Lei ha detto che gli operatori di Borsa stanno mettendo il carro davanti ai buoi e che i titoli azionari sono sopravvalutati. Ma a guardare la biotecnologia, la farmaceutica e in generale i titoli quotati al Nasdaq, bisogna riconoscere che ci sono settori che vivono una situazione euforica. Si sta preparando un´altra bolla o si tratta di valori reali?

“Sebbene abbiano perso un sacco di soldi nell´ultima bolla, gli investitori sono convinti che ci sarà un nuovo boom e non vogliono perdere l´occasione, soprattutto in settori ad alto rendimento come la tecnologia. È a questo che si deve l´entusiasmo borsistico delle ultime settimane. Consideri che una quantità enorme di denaro è rimasta bloccata in veicoli finanziari che producono poco più dell´un per cento annuo. Gli investitori stanno mordendo il freno da un annetto e non vedono l´ora di far fruttare queste risorse. Penso però che abbiano anticipato i tempi”.

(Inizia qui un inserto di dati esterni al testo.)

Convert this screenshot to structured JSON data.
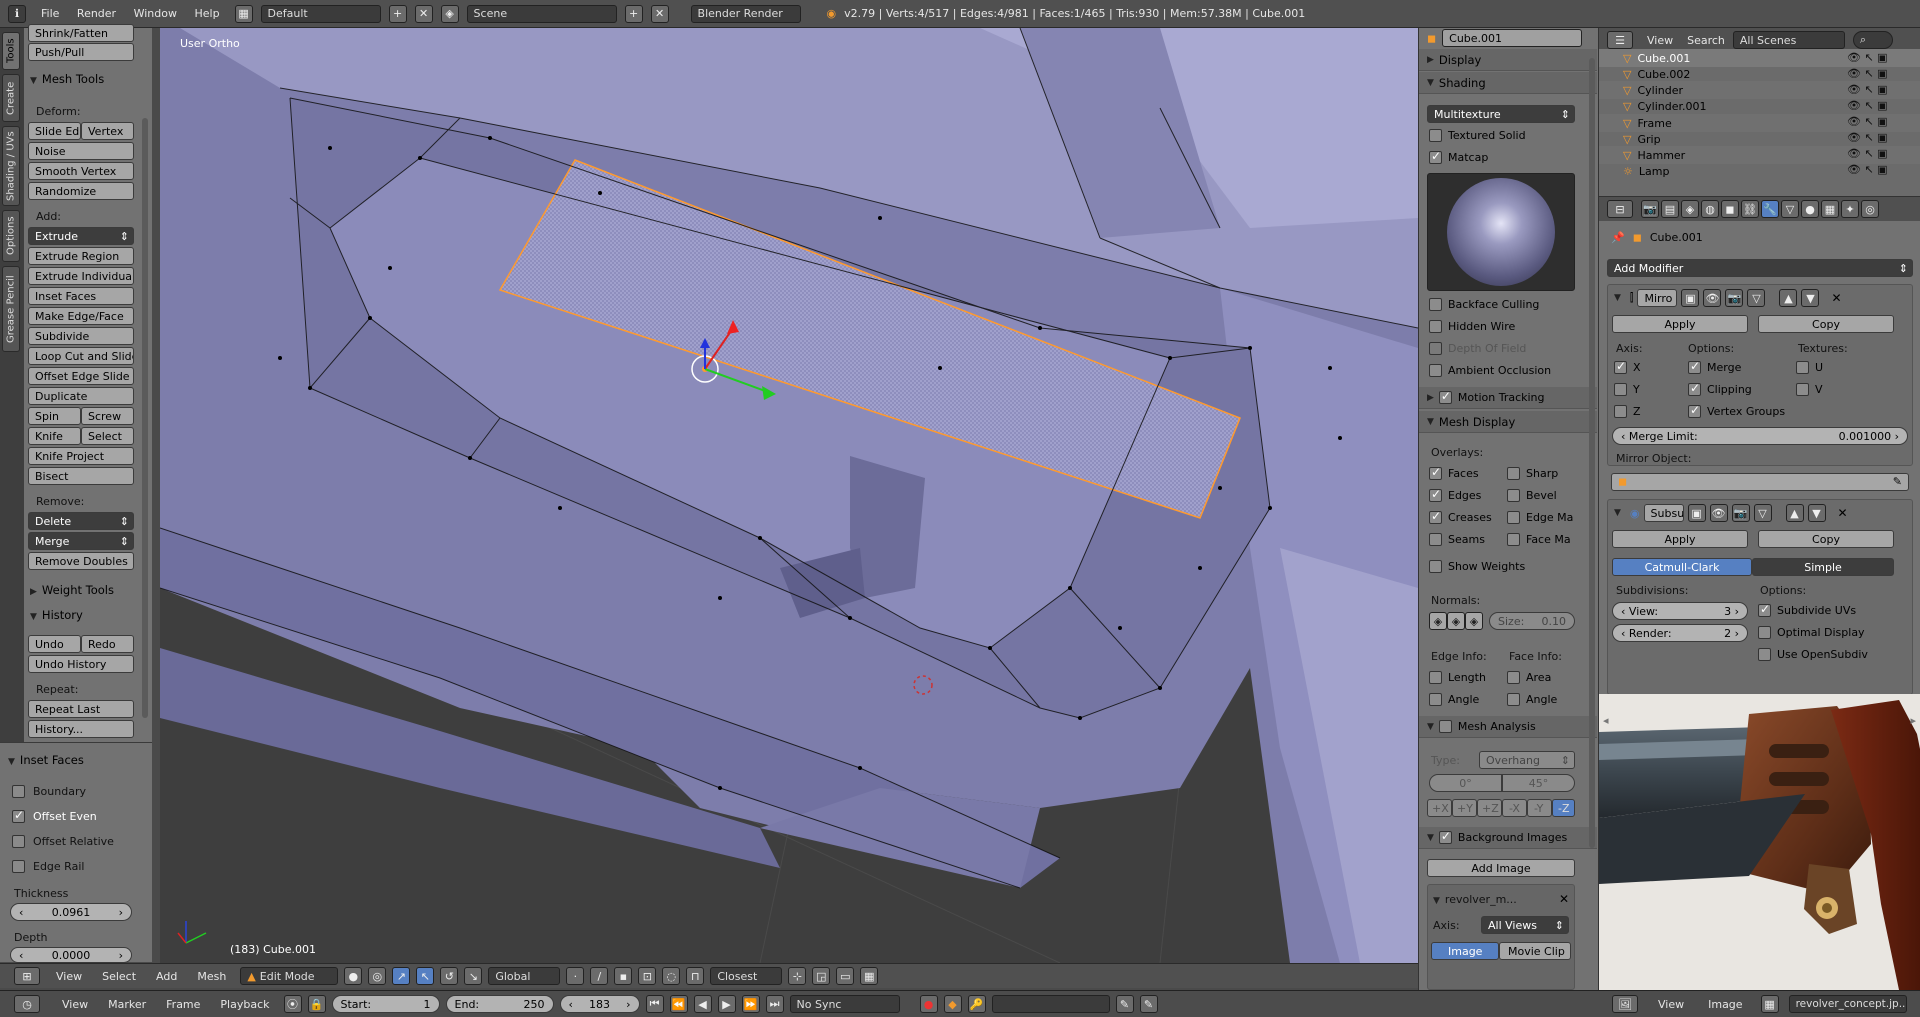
{
  "topbar": {
    "menus": [
      "File",
      "Render",
      "Window",
      "Help"
    ],
    "layout": "Default",
    "scene": "Scene",
    "engine": "Blender Render",
    "stats": "v2.79 | Verts:4/517 | Edges:4/981 | Faces:1/465 | Tris:930 | Mem:57.38M | Cube.001"
  },
  "tabs": [
    "Tools",
    "Create",
    "Shading / UVs",
    "Options",
    "Grease Pencil"
  ],
  "toolshelf": {
    "top_items": [
      "Shrink/Fatten",
      "Push/Pull"
    ],
    "mesh_tools": "Mesh Tools",
    "deform_label": "Deform:",
    "deform": [
      "Slide Ed",
      "Vertex",
      "Noise",
      "Smooth Vertex",
      "Randomize"
    ],
    "add_label": "Add:",
    "add": [
      "Extrude",
      "Extrude Region",
      "Extrude Individual",
      "Inset Faces",
      "Make Edge/Face",
      "Subdivide",
      "Loop Cut and Slide",
      "Offset Edge Slide",
      "Duplicate",
      "Spin",
      "Screw",
      "Knife",
      "Select",
      "Knife Project",
      "Bisect"
    ],
    "remove_label": "Remove:",
    "remove": [
      "Delete",
      "Merge",
      "Remove Doubles"
    ],
    "weight_tools": "Weight Tools",
    "history": "History",
    "history_items": [
      "Undo",
      "Redo",
      "Undo History"
    ],
    "repeat_label": "Repeat:",
    "repeat": [
      "Repeat Last",
      "History..."
    ]
  },
  "operator": {
    "title": "Inset Faces",
    "options": [
      {
        "label": "Boundary",
        "checked": false
      },
      {
        "label": "Offset Even",
        "checked": true
      },
      {
        "label": "Offset Relative",
        "checked": false
      },
      {
        "label": "Edge Rail",
        "checked": false
      }
    ],
    "thickness_label": "Thickness",
    "thickness": "0.0961",
    "depth_label": "Depth",
    "depth": "0.0000"
  },
  "viewport": {
    "view_name": "User Ortho",
    "object_info": "(183) Cube.001"
  },
  "viewport_header": {
    "menus": [
      "View",
      "Select",
      "Add",
      "Mesh"
    ],
    "mode": "Edit Mode",
    "orientation": "Global",
    "snap": "Closest"
  },
  "timeline": {
    "menus": [
      "View",
      "Marker",
      "Frame",
      "Playback"
    ],
    "start_label": "Start:",
    "start": "1",
    "end_label": "End:",
    "end": "250",
    "current": "183",
    "sync": "No Sync"
  },
  "props": {
    "object_name": "Cube.001",
    "display": "Display",
    "shading": "Shading",
    "shading_mode": "Multitexture",
    "textured_solid": "Textured Solid",
    "matcap": "Matcap",
    "backface": "Backface Culling",
    "hidden_wire": "Hidden Wire",
    "dof": "Depth Of Field",
    "ao": "Ambient Occlusion",
    "motion_tracking": "Motion Tracking",
    "mesh_display": "Mesh Display",
    "overlays": "Overlays:",
    "overlay_left": [
      "Faces",
      "Edges",
      "Creases",
      "Seams"
    ],
    "overlay_right": [
      "Sharp",
      "Bevel",
      "Edge Ma",
      "Face Ma"
    ],
    "show_weights": "Show Weights",
    "normals": "Normals:",
    "size": "Size:",
    "size_value": "0.10",
    "edge_info": "Edge Info:",
    "face_info": "Face Info:",
    "length": "Length",
    "area": "Area",
    "angle": "Angle",
    "angle2": "Angle",
    "mesh_analysis": "Mesh Analysis",
    "type_label": "Type:",
    "type_value": "Overhang",
    "range_min": "0°",
    "range_max": "45°",
    "axes": [
      "+X",
      "+Y",
      "+Z",
      "-X",
      "-Y",
      "-Z"
    ],
    "bg_images": "Background Images",
    "add_image": "Add Image",
    "bg_name": "revolver_m...",
    "axis_label": "Axis:",
    "axis_value": "All Views",
    "image_tab": "Image",
    "movie_tab": "Movie Clip"
  },
  "outliner": {
    "menus": [
      "View",
      "Search"
    ],
    "filter": "All Scenes",
    "items": [
      "Cube.001",
      "Cube.002",
      "Cylinder",
      "Cylinder.001",
      "Frame",
      "Grip",
      "Hammer",
      "Lamp"
    ]
  },
  "modifiers": {
    "object_name": "Cube.001",
    "add_modifier": "Add Modifier",
    "mirror": {
      "name": "Mirro",
      "apply": "Apply",
      "copy": "Copy",
      "axis_label": "Axis:",
      "options_label": "Options:",
      "textures_label": "Textures:",
      "axes": [
        {
          "label": "X",
          "checked": true
        },
        {
          "label": "Y",
          "checked": false
        },
        {
          "label": "Z",
          "checked": false
        }
      ],
      "options": [
        {
          "label": "Merge",
          "checked": true
        },
        {
          "label": "Clipping",
          "checked": true
        },
        {
          "label": "Vertex Groups",
          "checked": true
        }
      ],
      "textures": [
        {
          "label": "U",
          "checked": false
        },
        {
          "label": "V",
          "checked": false
        }
      ],
      "merge_limit_label": "Merge Limit:",
      "merge_limit": "0.001000",
      "mirror_object": "Mirror Object:"
    },
    "subsurf": {
      "name": "Subsu",
      "apply": "Apply",
      "copy": "Copy",
      "catmull": "Catmull-Clark",
      "simple": "Simple",
      "subdivisions": "Subdivisions:",
      "options": "Options:",
      "view_label": "View:",
      "view": "3",
      "render_label": "Render:",
      "render": "2",
      "subdivide_uvs": "Subdivide UVs",
      "optimal": "Optimal Display",
      "opensubdiv": "Use OpenSubdiv"
    }
  },
  "imgeditor": {
    "menus": [
      "View",
      "Image"
    ],
    "image_name": "revolver_concept.jp..."
  },
  "colors": {
    "accent_blue": "#5680c2",
    "mesh_face": "#8a8ab5",
    "selection": "#ff9a2e",
    "panel": "#727272"
  }
}
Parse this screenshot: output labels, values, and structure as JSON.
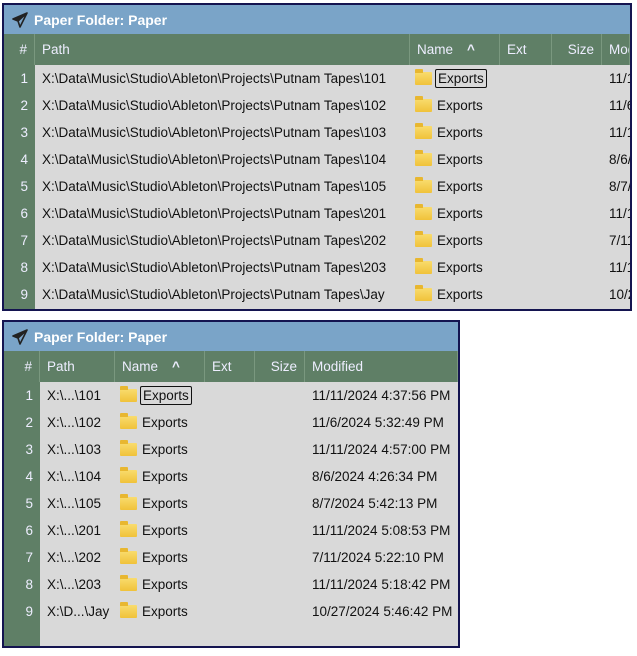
{
  "panel_title": "Paper Folder: Paper",
  "columns": {
    "num": "#",
    "path": "Path",
    "name": "Name",
    "sort_indicator": "^",
    "ext": "Ext",
    "size": "Size",
    "modified": "Modified"
  },
  "rows": [
    {
      "num": "1",
      "path": "X:\\Data\\Music\\Studio\\Ableton\\Projects\\Putnam Tapes\\101",
      "short_path": "X:\\...\\101",
      "name": "Exports",
      "ext": "",
      "size": "",
      "modified": "11/11/2024 4:37:56 PM"
    },
    {
      "num": "2",
      "path": "X:\\Data\\Music\\Studio\\Ableton\\Projects\\Putnam Tapes\\102",
      "short_path": "X:\\...\\102",
      "name": "Exports",
      "ext": "",
      "size": "",
      "modified": "11/6/2024 5:32:49 PM"
    },
    {
      "num": "3",
      "path": "X:\\Data\\Music\\Studio\\Ableton\\Projects\\Putnam Tapes\\103",
      "short_path": "X:\\...\\103",
      "name": "Exports",
      "ext": "",
      "size": "",
      "modified": "11/11/2024 4:57:00 PM"
    },
    {
      "num": "4",
      "path": "X:\\Data\\Music\\Studio\\Ableton\\Projects\\Putnam Tapes\\104",
      "short_path": "X:\\...\\104",
      "name": "Exports",
      "ext": "",
      "size": "",
      "modified": "8/6/2024 4:26:34 PM"
    },
    {
      "num": "5",
      "path": "X:\\Data\\Music\\Studio\\Ableton\\Projects\\Putnam Tapes\\105",
      "short_path": "X:\\...\\105",
      "name": "Exports",
      "ext": "",
      "size": "",
      "modified": "8/7/2024 5:42:13 PM"
    },
    {
      "num": "6",
      "path": "X:\\Data\\Music\\Studio\\Ableton\\Projects\\Putnam Tapes\\201",
      "short_path": "X:\\...\\201",
      "name": "Exports",
      "ext": "",
      "size": "",
      "modified": "11/11/2024 5:08:53 PM"
    },
    {
      "num": "7",
      "path": "X:\\Data\\Music\\Studio\\Ableton\\Projects\\Putnam Tapes\\202",
      "short_path": "X:\\...\\202",
      "name": "Exports",
      "ext": "",
      "size": "",
      "modified": "7/11/2024 5:22:10 PM"
    },
    {
      "num": "8",
      "path": "X:\\Data\\Music\\Studio\\Ableton\\Projects\\Putnam Tapes\\203",
      "short_path": "X:\\...\\203",
      "name": "Exports",
      "ext": "",
      "size": "",
      "modified": "11/11/2024 5:18:42 PM"
    },
    {
      "num": "9",
      "path": "X:\\Data\\Music\\Studio\\Ableton\\Projects\\Putnam Tapes\\Jay",
      "short_path": "X:\\D...\\Jay",
      "name": "Exports",
      "ext": "",
      "size": "",
      "modified": "10/27/2024 5:46:42 PM"
    }
  ],
  "selected_row": 0,
  "colors": {
    "title_bar": "#7aa4c8",
    "header": "#5f7f66",
    "body": "#d9d9d9",
    "border": "#141450"
  }
}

Si dice che in periodo elettorale se l´economia si comporta bene, il presidente in carica viene rieletto, se va male perde le elezioni. Alla luce di quello che sta accadendo all´economia americana, come se la caverà Bush nel 2004?

“Nel caso di Bush credo che sarà più importante quello che succederà in Iraq. Ciò detto, il denaro che il governo ha pompato nelle tasche dei privati finirà col produrre un´impressione di crescita economica e i suoi segni più evidenti si manifesteranno proprio a ridosso delle elezioni. In quella fase i tagli delle tasse, la svalutazione del dollaro e la riduzione dei tassi di interesse determineranno una situazione di liquidità diffusa nel paese. Non durerà a lungo però, perché quello che manca sono le iniziative strutturali, quelle che nel lungo periodo producono occupazione e crescita economica duratura. Si tratterà di un fuoco di paglia. A cui seguirà un´ulteriore contrazione della crescita del paese”.